“Dietro una calma apparente qualcosa si sta muovendo”

Una calma apparente quella della politica cittadina, che però nasconde delle trame che stanno acquisendo una forma sempre più nitida. Ahimè, sono pochi quelli che finora hanno realmente captato quello che sta accadendo all’interno del palazzo e non solo.
Con ordine, serve una breve ricostruzione degli eventi e dei protagonisti per inquadrare al meglio la questione. 
I personaggi in questione, sono facilmente rintracciabili nella “destra di maggioranza”. Una componente forte e trainante, l’unico assessorato che quotidianamente svolge regolare amministrazione (che nella nostra era di pigrizia e pressappochismo). Questa corrente, capitanata dallo “storico stratega” che Velletri conosce fin troppo bene, sta tentando, e forse anche riuscendo, a spingere il povero Pocci fuori dal contenitore del centro sinistra e avvicinarlo a un contenitore più ampio, quello del clientelismo puro, con il sostegno di cordate “imprenditoriali” che si stanno dirottando sulla metapolitica, sportiva e commerciale.

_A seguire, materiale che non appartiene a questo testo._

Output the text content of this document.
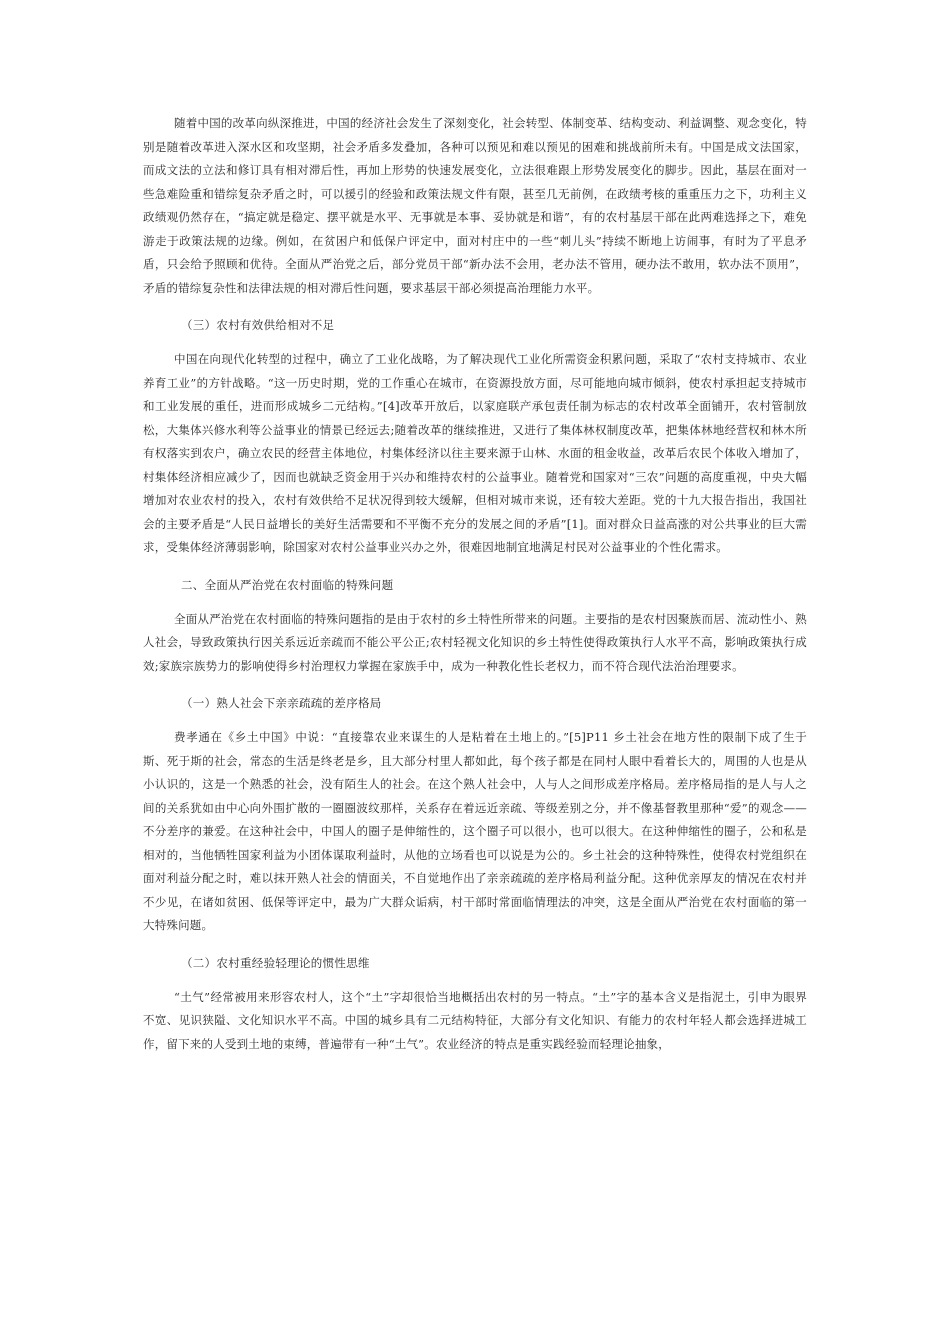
随着中国的改革向纵深推进，中国的经济社会发生了深刻变化，社会转型、体制变革、结构变动、利益调整、观念变化，特别是随着改革进入深水区和攻坚期，社会矛盾多发叠加，各种可以预见和难以预见的困难和挑战前所未有。中国是成文法国家，而成文法的立法和修订具有相对滞后性，再加上形势的快速发展变化，立法很难跟上形势发展变化的脚步。因此，基层在面对一些急难险重和错综复杂矛盾之时，可以援引的经验和政策法规文件有限，甚至几无前例，在政绩考核的重重压力之下，功利主义政绩观仍然存在，“搞定就是稳定、摆平就是水平、无事就是本事、妥协就是和谐”，有的农村基层干部在此两难选择之下，难免游走于政策法规的边缘。例如，在贫困户和低保户评定中，面对村庄中的一些“刺儿头”持续不断地上访闹事，有时为了平息矛盾，只会给予照顾和优待。全面从严治党之后，部分党员干部“新办法不会用，老办法不管用，硬办法不敢用，软办法不顶用”，矛盾的错综复杂性和法律法规的相对滞后性问题，要求基层干部必须提高治理能力水平。

（三）农村有效供给相对不足

中国在向现代化转型的过程中，确立了工业化战略，为了解决现代工业化所需资金积累问题，采取了“农村支持城市、农业养育工业”的方针战略。“这一历史时期，党的工作重心在城市，在资源投放方面，尽可能地向城市倾斜，使农村承担起支持城市和工业发展的重任，进而形成城乡二元结构。”[4]改革开放后，以家庭联产承包责任制为标志的农村改革全面铺开，农村管制放松，大集体兴修水利等公益事业的情景已经远去;随着改革的继续推进，又进行了集体林权制度改革，把集体林地经营权和林木所有权落实到农户，确立农民的经营主体地位，村集体经济以往主要来源于山林、水面的租金收益，改革后农民个体收入增加了，村集体经济相应减少了，因而也就缺乏资金用于兴办和维持农村的公益事业。随着党和国家对“三农”问题的高度重视，中央大幅增加对农业农村的投入，农村有效供给不足状况得到较大缓解，但相对城市来说，还有较大差距。党的十九大报告指出，我国社会的主要矛盾是“人民日益增长的美好生活需要和不平衡不充分的发展之间的矛盾”[1]。面对群众日益高涨的对公共事业的巨大需求，受集体经济薄弱影响，除国家对农村公益事业兴办之外，很难因地制宜地满足村民对公益事业的个性化需求。

二、全面从严治党在农村面临的特殊问题

全面从严治党在农村面临的特殊问题指的是由于农村的乡土特性所带来的问题。主要指的是农村因聚族而居、流动性小、熟人社会，导致政策执行因关系远近亲疏而不能公平公正;农村轻视文化知识的乡土特性使得政策执行人水平不高，影响政策执行成效;家族宗族势力的影响使得乡村治理权力掌握在家族手中，成为一种教化性长老权力，而不符合现代法治治理要求。

（一）熟人社会下亲亲疏疏的差序格局

费孝通在《乡土中国》中说：“直接靠农业来谋生的人是粘着在土地上的。”[5]P11 乡土社会在地方性的限制下成了生于斯、死于斯的社会，常态的生活是终老是乡，且大部分村里人都如此，每个孩子都是在同村人眼中看着长大的，周围的人也是从小认识的，这是一个熟悉的社会，没有陌生人的社会。在这个熟人社会中，人与人之间形成差序格局。差序格局指的是人与人之间的关系犹如由中心向外围扩散的一圈圈波纹那样，关系存在着远近亲疏、等级差别之分，并不像基督教里那种“爱”的观念——不分差序的兼爱。在这种社会中，中国人的圈子是伸缩性的，这个圈子可以很小，也可以很大。在这种伸缩性的圈子，公和私是相对的，当他牺牲国家利益为小团体谋取利益时，从他的立场看也可以说是为公的。乡土社会的这种特殊性，使得农村党组织在面对利益分配之时，难以抹开熟人社会的情面关，不自觉地作出了亲亲疏疏的差序格局利益分配。这种优亲厚友的情况在农村并不少见，在诸如贫困、低保等评定中，最为广大群众诟病，村干部时常面临情理法的冲突，这是全面从严治党在农村面临的第一大特殊问题。

（二）农村重经验轻理论的惯性思维

“土气”经常被用来形容农村人，这个“土”字却很恰当地概括出农村的另一特点。“土”字的基本含义是指泥土，引申为眼界不宽、见识狭隘、文化知识水平不高。中国的城乡具有二元结构特征，大部分有文化知识、有能力的农村年轻人都会选择进城工作，留下来的人受到土地的束缚，普遍带有一种“土气”。农业经济的特点是重实践经验而轻理论抽象，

Il contenitore che metterebbe tutti d’accordo potrebbe essere Forza Italia che, in questo particolare momento di confusione e di transizione anche a livello nazionale, sta facendo da spettatore. Diverse sono le menti di questo progetto, tra cui politici non eletti che muovono fili facendo da anello di congiunzione tra amministratori ed imprenditori. Un nuovo soggetto politico che aggirerebbe gli attuali schieramenti nel nome del già accennato clientelismo, il quale avrebbe la forza di contare un buon numero di consensi che permetteranno in un ipotetico futuro ballottaggio di avere la meglio sulle forze di destra cittadine, e arginare le forze di sinistra. Quest’ultime, sarebbero costrette a turarsi il naso e dare un aperto e pubblico sostegno a uno dei loro peggiori incubi, ovvero quello della sostanziale irrilevanza e della subalternità ad un progetto “ibrido”, pur di rimanere in vita e conservare una minima forza politica e negoziale. 

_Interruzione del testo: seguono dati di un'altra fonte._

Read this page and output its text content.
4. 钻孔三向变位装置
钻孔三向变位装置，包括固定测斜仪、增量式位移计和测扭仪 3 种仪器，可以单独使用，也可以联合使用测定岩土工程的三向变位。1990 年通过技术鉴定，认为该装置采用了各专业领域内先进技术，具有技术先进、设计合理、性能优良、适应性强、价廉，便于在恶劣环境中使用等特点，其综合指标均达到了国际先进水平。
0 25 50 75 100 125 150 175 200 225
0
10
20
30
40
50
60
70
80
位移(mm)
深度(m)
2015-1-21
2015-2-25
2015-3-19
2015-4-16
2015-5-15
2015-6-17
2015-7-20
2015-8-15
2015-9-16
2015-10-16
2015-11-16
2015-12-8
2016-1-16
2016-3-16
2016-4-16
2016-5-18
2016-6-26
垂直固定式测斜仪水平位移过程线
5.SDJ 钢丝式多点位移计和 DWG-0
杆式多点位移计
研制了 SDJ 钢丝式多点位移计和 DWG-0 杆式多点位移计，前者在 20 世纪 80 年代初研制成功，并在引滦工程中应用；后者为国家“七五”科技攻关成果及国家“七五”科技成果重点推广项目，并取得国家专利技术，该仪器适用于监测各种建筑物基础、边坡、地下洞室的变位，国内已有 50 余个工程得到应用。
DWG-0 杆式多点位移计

Siamo a 3 anni dalle prossime elezioni amministrative, ma piano piano iniziano a delinearsi nuove alleanze (alcune delle quali apparentemente innaturali e decise a tavolino da forze esterne alla politica), nuove coalizioni dove l’importante sarà come sempre cautelare l’interessi di pochi e non il bene di tutti gettando fumo negli occhi. Se si dovesse definire questa situazione avremo di nuovo al governo le stesse persone di oggi che di certo non stanno facendo il bene di Velletri. Basti pensare che la nostra cittadina non ha un obiettivo di sviluppo economico tranne che la costruzione di centri commerciali e questo nel lungo termine non può fare altro che incrementare il gap tra Velletri, i comuni limitrofi e il resto d’Italia, ostacolando la crescita della popolazione e negando opportunità di lavoro e di espansione economica di numerose categorie professionali.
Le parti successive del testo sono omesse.